Create additional income for retirement, house a parent or a child, finance your second home with a rental period … The purchase of a rental unit can be motivated by many reasons.

However, such an acquisition can not be improvised. To succeed in your real estate investment, three principles must be respected.

Invest in a geographical area that we know

Invest in a geographical area that we know

If you ask real estate investment professionals, the first rule to follow is the choice of location. Indeed, the goal is that the property purchased is easily rented and at a reasonable rent.

The rental demand must be strong. For the future landlord, nothing like choosing a home close to amenities: shops, transport, schools, economic hubs … But, to judge the attractiveness of an area, the best is to know the city in which one invests.

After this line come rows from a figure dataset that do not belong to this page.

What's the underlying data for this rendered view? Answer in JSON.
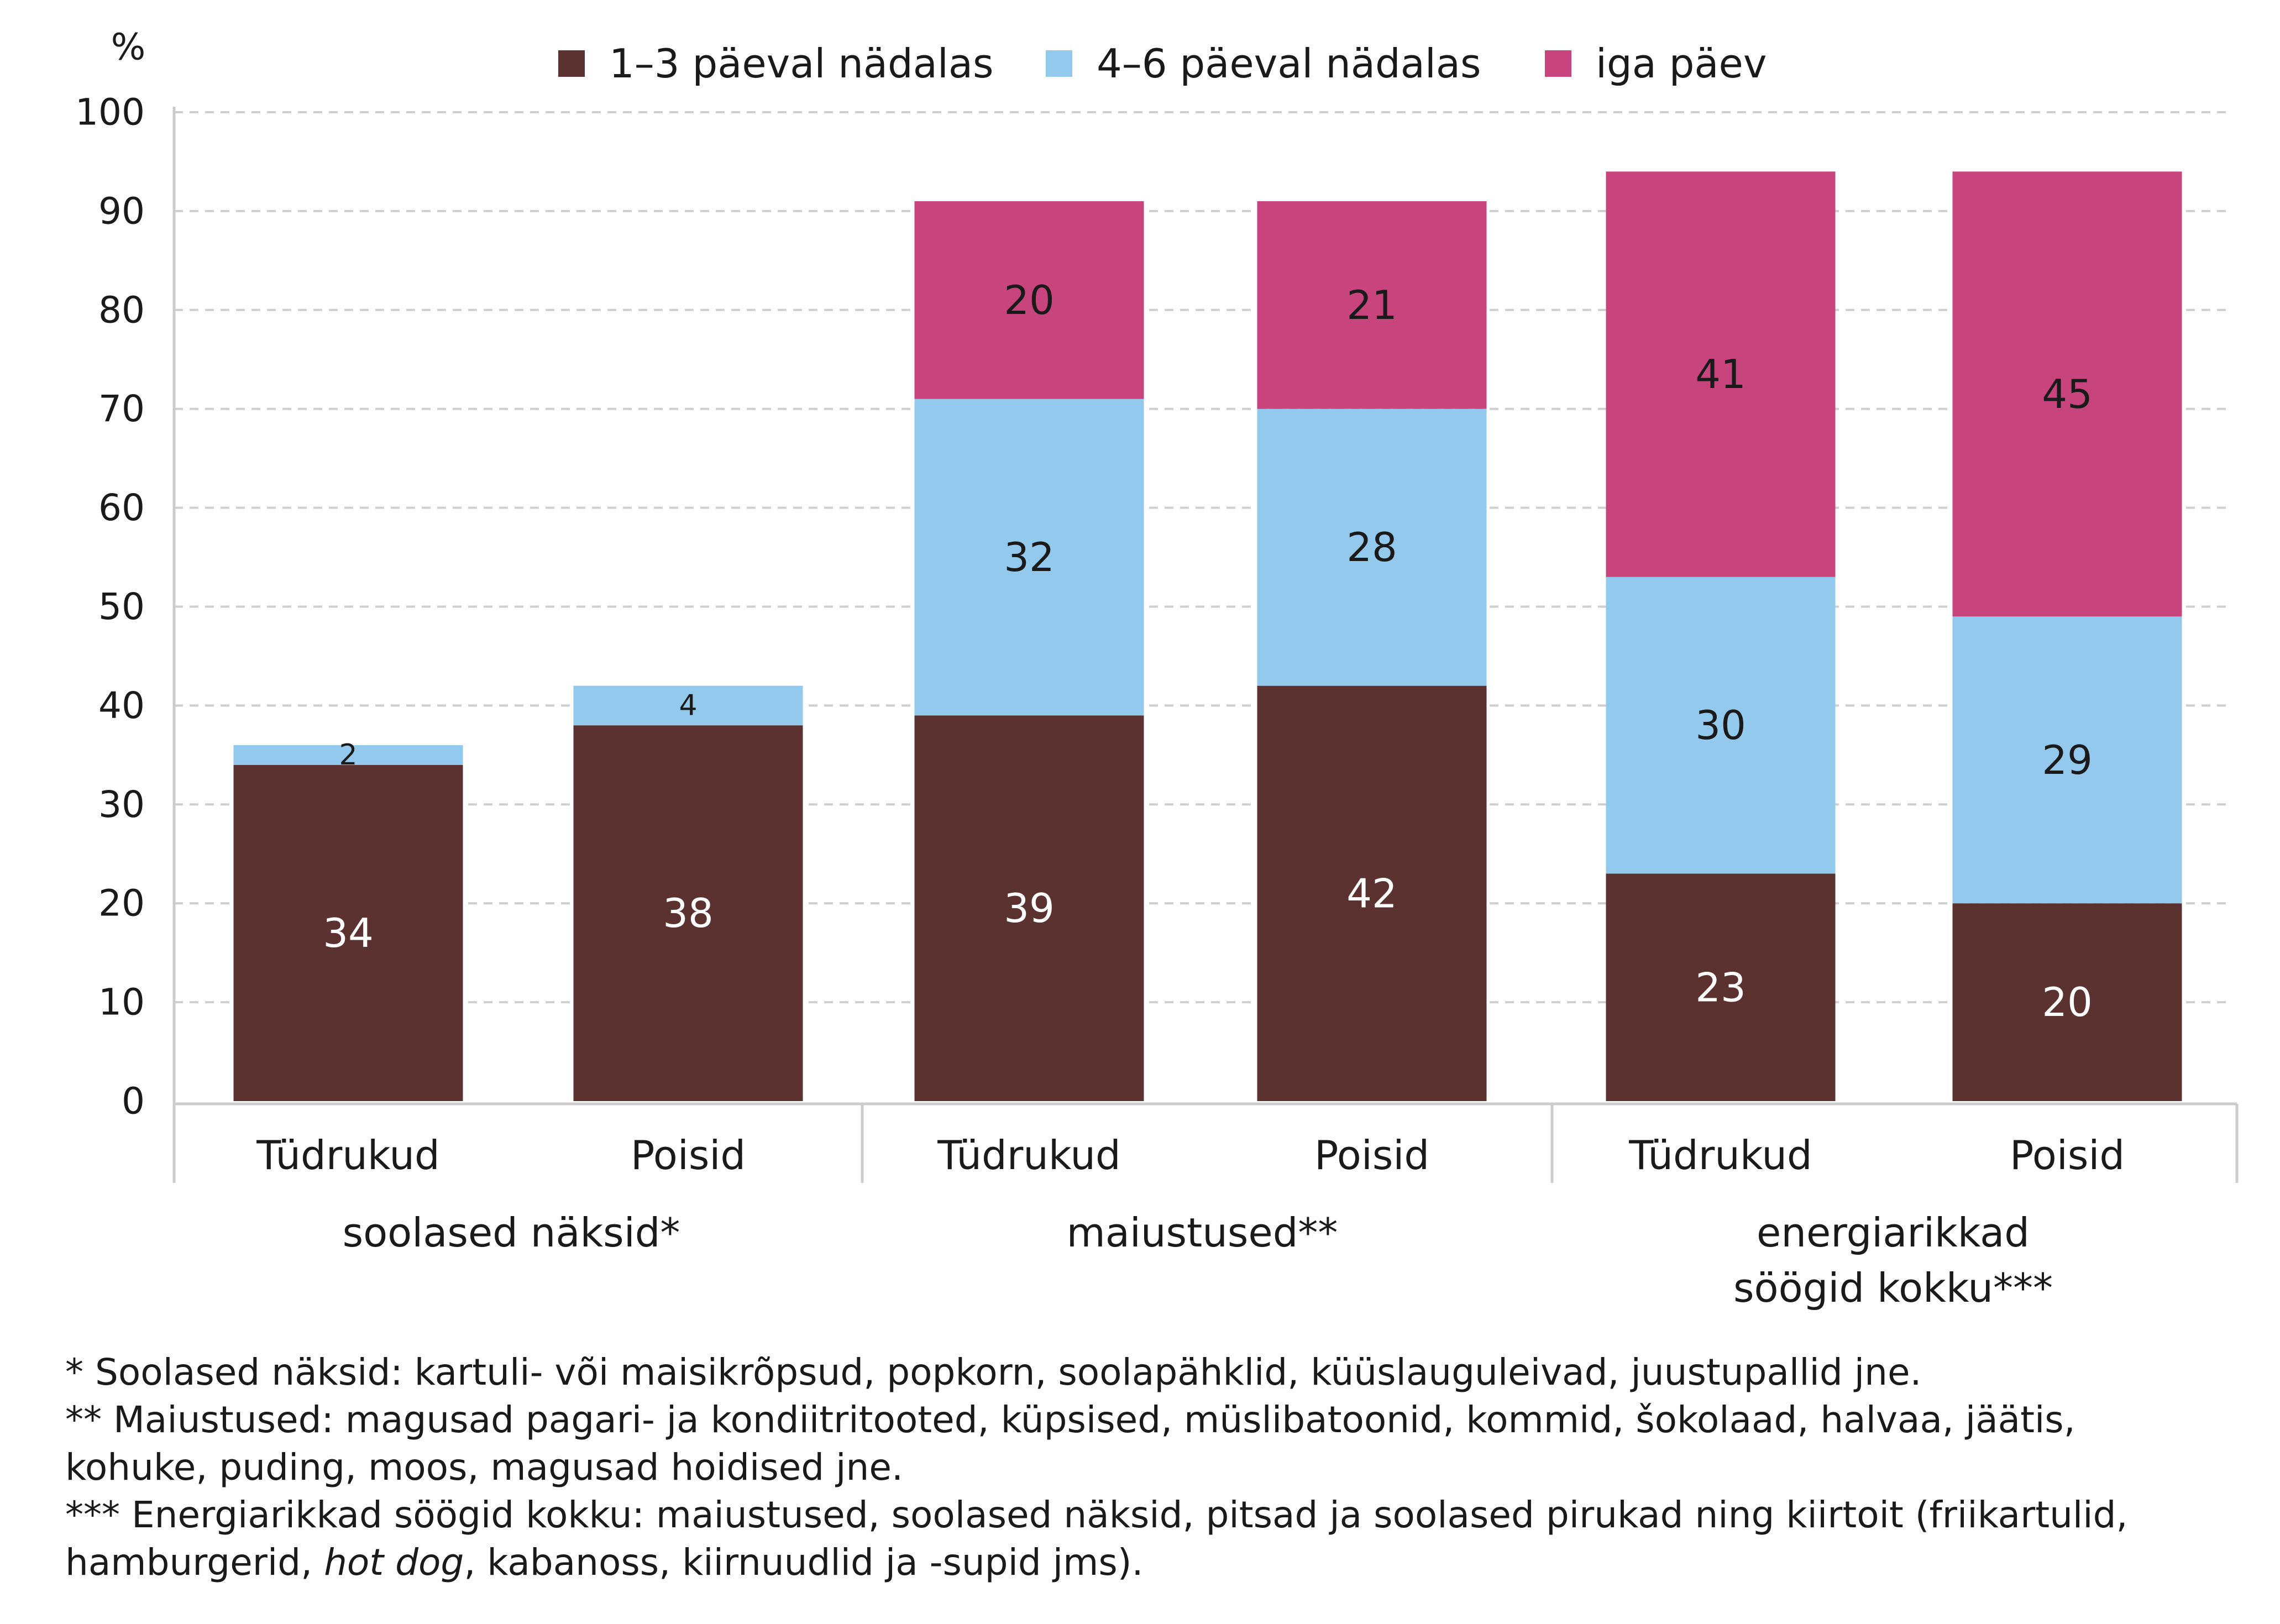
{
  "chart_data": {
    "type": "bar",
    "stacked": true,
    "unit_label": "%",
    "ylim": [
      0,
      100
    ],
    "yticks": [
      0,
      10,
      20,
      30,
      40,
      50,
      60,
      70,
      80,
      90,
      100
    ],
    "grid": true,
    "legend_position": "top",
    "groups": [
      {
        "label": "soolased näksid*",
        "bars": [
          "Tüdrukud",
          "Poisid"
        ]
      },
      {
        "label": "maiustused**",
        "bars": [
          "Tüdrukud",
          "Poisid"
        ]
      },
      {
        "label": "energiarikkad söögid kokku***",
        "label_lines": [
          "energiarikkad",
          "söögid kokku***"
        ],
        "bars": [
          "Tüdrukud",
          "Poisid"
        ]
      }
    ],
    "categories": [
      "Tüdrukud",
      "Poisid",
      "Tüdrukud",
      "Poisid",
      "Tüdrukud",
      "Poisid"
    ],
    "series": [
      {
        "name": "1–3 päeval nädalas",
        "color": "#5c3230",
        "label_color": "#ffffff",
        "values": [
          34,
          38,
          39,
          42,
          23,
          20
        ]
      },
      {
        "name": "4–6 päeval nädalas",
        "color": "#93c9ec",
        "label_color": "#1a1a1a",
        "values": [
          2,
          4,
          32,
          28,
          30,
          29
        ]
      },
      {
        "name": "iga päev",
        "color": "#c7447c",
        "label_color": "#1a1a1a",
        "values": [
          null,
          null,
          20,
          21,
          41,
          45
        ]
      }
    ]
  },
  "footnotes": {
    "n1": "* Soolased näksid: kartuli- või maisikrõpsud, popkorn, soolapähklid, küüslauguleivad, juustupallid jne.",
    "n2a": "** Maiustused: magusad pagari- ja kondiitritooted, küpsised, müslibatoonid, kommid, šokolaad, halvaa, jäätis,",
    "n2b": "kohuke, puding, moos, magusad hoidised jne.",
    "n3a": "*** Energiarikkad söögid kokku: maiustused, soolased näksid, pitsad ja soolased pirukad ning kiirtoit (friikartulid,",
    "n3b_pre": "hamburgerid, ",
    "n3b_it": "hot dog",
    "n3b_post": ", kabanoss, kiirnuudlid ja -supid jms)."
  }
}
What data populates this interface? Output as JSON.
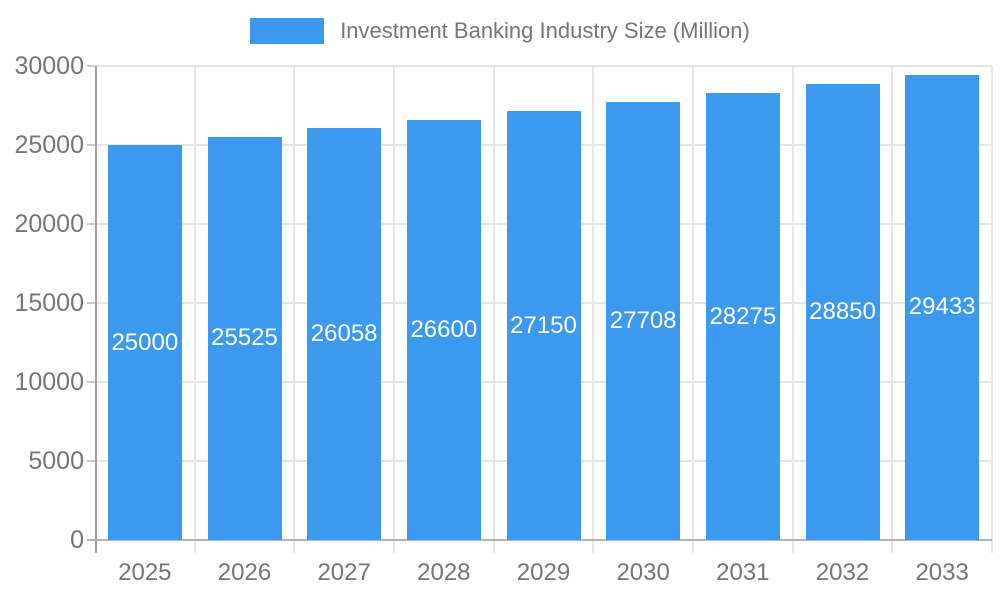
{
  "legend": {
    "label": "Investment Banking Industry Size (Million)"
  },
  "chart_data": {
    "type": "bar",
    "title": "Investment Banking Industry Size (Million)",
    "categories": [
      "2025",
      "2026",
      "2027",
      "2028",
      "2029",
      "2030",
      "2031",
      "2032",
      "2033"
    ],
    "values": [
      25000,
      25525,
      26058,
      26600,
      27150,
      27708,
      28275,
      28850,
      29433
    ],
    "series": [
      {
        "name": "Investment Banking Industry Size (Million)",
        "values": [
          25000,
          25525,
          26058,
          26600,
          27150,
          27708,
          28275,
          28850,
          29433
        ]
      }
    ],
    "xlabel": "",
    "ylabel": "",
    "ylim": [
      0,
      30000
    ],
    "yticks": [
      0,
      5000,
      10000,
      15000,
      20000,
      25000,
      30000
    ],
    "grid": true,
    "value_labels_inside_bars": true,
    "legend_position": "top-center",
    "colors": {
      "bar": "#3B99F0",
      "gridline": "#E6E6E6",
      "axis_line": "#9E9E9E",
      "baseline": "#B3B3B3",
      "axis_text": "#757575",
      "value_text": "#FFFFFF",
      "background": "#FFFFFF"
    }
  }
}
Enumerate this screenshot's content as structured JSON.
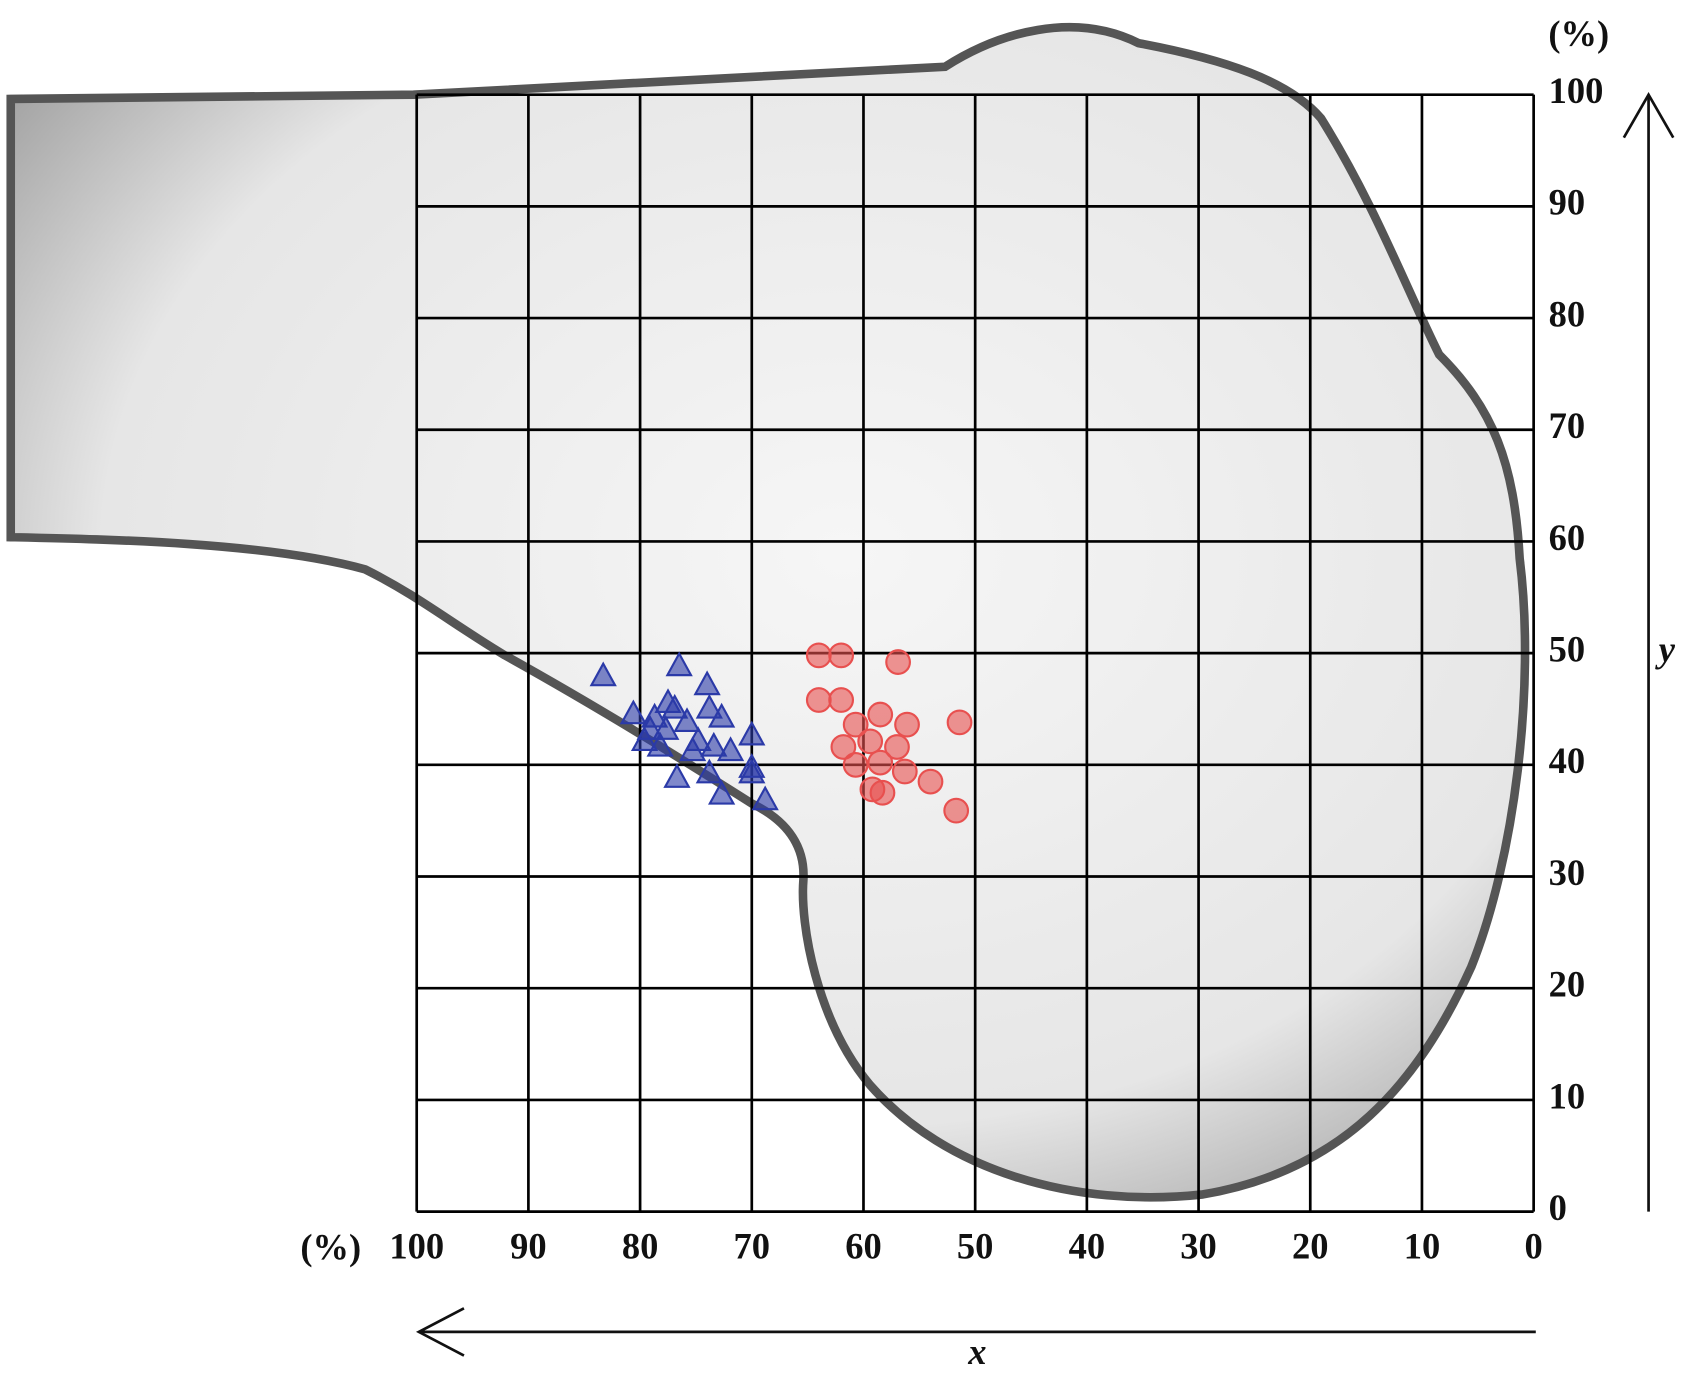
{
  "chart_data": {
    "type": "scatter",
    "x_label": "x",
    "y_label": "y",
    "x_unit": "(%)",
    "y_unit": "(%)",
    "xlim": [
      100,
      0
    ],
    "ylim": [
      0,
      100
    ],
    "xticks": [
      100,
      90,
      80,
      70,
      60,
      50,
      40,
      30,
      20,
      10,
      0
    ],
    "yticks": [
      0,
      10,
      20,
      30,
      40,
      50,
      60,
      70,
      80,
      90,
      100
    ],
    "grid": true,
    "series": [
      {
        "color": "#2b3aa8",
        "marker": "triangle",
        "x": [
          83.3,
          76.5,
          74.0,
          80.6,
          77.5,
          76.9,
          78.7,
          75.8,
          73.8,
          72.7,
          70.0,
          79.6,
          78.2,
          74.8,
          73.4,
          71.9,
          70.0,
          76.7,
          73.8,
          72.7,
          70.0,
          68.8,
          77.7,
          75.3,
          79.1
        ],
        "values": [
          47.9,
          48.8,
          47.1,
          44.5,
          45.5,
          45.0,
          44.2,
          43.8,
          45.0,
          44.2,
          42.6,
          42.1,
          41.6,
          42.1,
          41.6,
          41.2,
          39.7,
          38.8,
          39.2,
          37.3,
          39.2,
          36.8,
          43.1,
          41.2,
          43.1
        ]
      },
      {
        "color": "#e8504f",
        "marker": "circle",
        "x": [
          64.0,
          62.0,
          56.9,
          64.0,
          62.0,
          51.4,
          60.7,
          58.5,
          56.1,
          61.8,
          59.4,
          57.0,
          60.7,
          58.5,
          56.3,
          54.0,
          59.2,
          58.3,
          51.7
        ],
        "values": [
          49.8,
          49.8,
          49.2,
          45.8,
          45.8,
          43.8,
          43.6,
          44.5,
          43.6,
          41.6,
          42.1,
          41.6,
          40.0,
          40.2,
          39.4,
          38.5,
          37.8,
          37.5,
          35.9
        ]
      }
    ]
  }
}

Choose your property rationally


Unlike homeowners, tenants generally do not choose their home on a “crush”. Affect is irrelevant. To make a successful investment, it is necessary to remain very rational: quality of the location, optimization of the surface of the housing (few square meters lost) development (presence of storage space, a kitchen …) and amount of rent are the main criteria that should guide in the purchase of rental housing.

Optimize your acquisition


The objective of a rental investment is to sustain a return and reduce the cost of acquisition. So we can start by optimizing its funding. In many cases, it is possible to finance its acquisition without contributions. In other cases, balancing the contribution and the monthly payments can enable the property to “self-finance”: the rents collected then entirely cover the monthly credit installments.

Another possible way: enjoy a tax reduction. One can for example bet on the reduction Pinel for a purchase in the new real estate, or on the realization of renovation works in deficit for a purchase in the old.